Gymnocalycium esperanzae is a species of Gymnocalycium from Argentina.
==Description==
Gymnocalycium esperanzae is a cactus with stems 5–16 cm in diameter and 5–12 cm tall, shaped from flattened to round. Its greenish-brown to greenish-grey surface has a grey bloom, with 7–16 ribs that start shallow and straight in youth but develop notches with age. The cactus features round to elongated areoles spaced 7–18 mm apart, covered with yellowish to blackish wool that thins over time. It has no central spines but 3–7 radial spines, 8–25 mm long, in colors like brown, black, bluish-grey, purple, or horn-like; the arrangement forms a T-shape with three spines or a shorter upper pair with five or seven.

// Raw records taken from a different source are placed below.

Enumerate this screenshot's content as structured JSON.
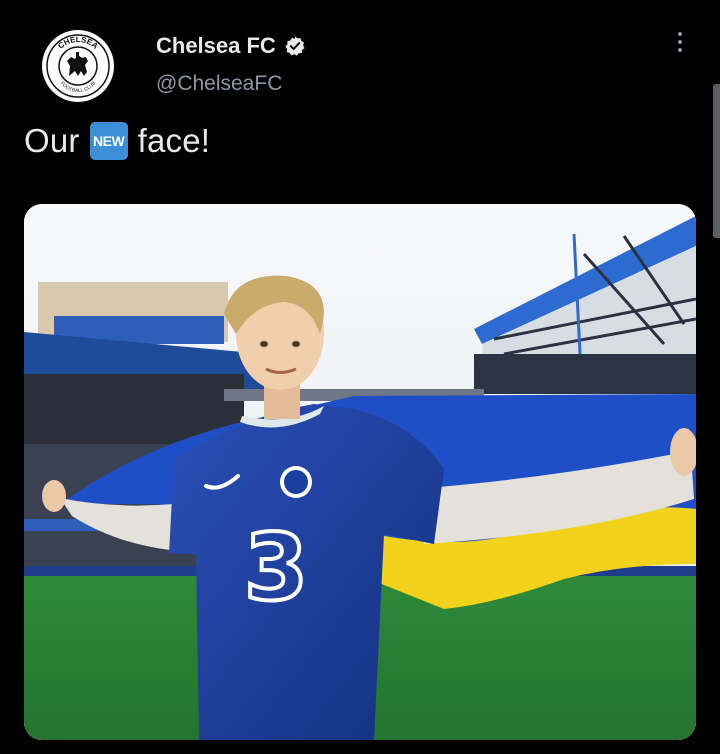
{
  "tweet": {
    "author": {
      "name": "Chelsea FC",
      "handle": "@ChelseaFC",
      "verified": true,
      "avatar_icon": "chelsea-crest-icon",
      "avatar_text_top": "CHELSEA",
      "avatar_text_bottom": "FOOTBALL CLUB"
    },
    "more_icon": "more-options-icon",
    "text_before": "Our",
    "badge_label": "NEW",
    "text_after": "face!",
    "media": {
      "type": "photo",
      "jersey_number_text": "3"
    }
  },
  "colors": {
    "background": "#000000",
    "text": "#e7e9ea",
    "secondary_text": "#8b98a5",
    "badge": "#3c8fd6",
    "jersey_blue": "#1b3fa0",
    "flag_blue": "#1f4fc7",
    "flag_yellow": "#f2d21a",
    "pitch_green": "#2f8a3a"
  }
}
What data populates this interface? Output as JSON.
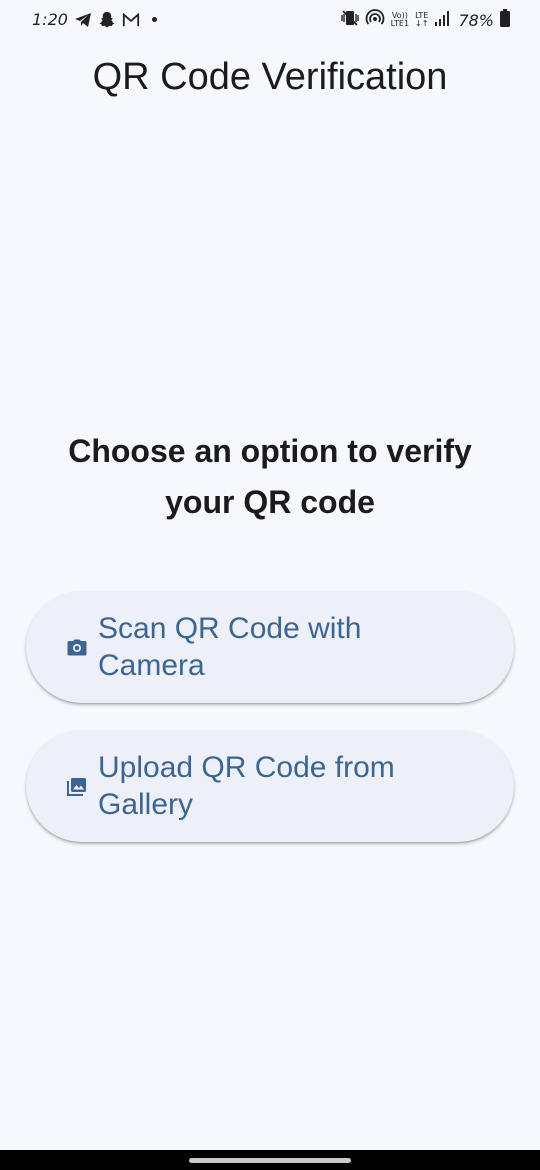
{
  "status_bar": {
    "time": "1:20",
    "battery": "78%",
    "volte": "Vo))",
    "lte1": "LTE1",
    "lte": "LTE",
    "updown": "↓↑"
  },
  "header": {
    "title": "QR Code Verification"
  },
  "main": {
    "prompt": "Choose an option to verify your QR code",
    "buttons": [
      {
        "label": "Scan QR Code with Camera",
        "icon": "camera-icon"
      },
      {
        "label": "Upload QR Code from Gallery",
        "icon": "gallery-icon"
      }
    ]
  },
  "colors": {
    "background": "#f7f8fd",
    "button_bg": "#eef0f8",
    "accent": "#3d6591",
    "text": "#1b1b1f"
  }
}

Flowers are 45–70 mm long, 35–40 mm wide, pale pink to whitish-rose, often with purplish bases, and have a yellowish-white style and pale yellow stigma. Fruits are 20–35 mm long, spindle-shaped, and vary from greyish-green to bluish-green or pale brown, with blackish-brown seeds.
==Distribution==
Plants are found growing west of Nueva Esperanza in San Martin Department in the province of La Rioja Province, Argentina, Argentina at elevations above 500 meters. Plants grow on loam and gravel in low hills with dense shrub-land with scattered trees.
==Taxonomy==
This species was described in 2011 by Radomír Řepka and Tomáš Kulhánek in Schütziana. Plants are named after Nueva Esperanza, a village close to where the plant was discovered.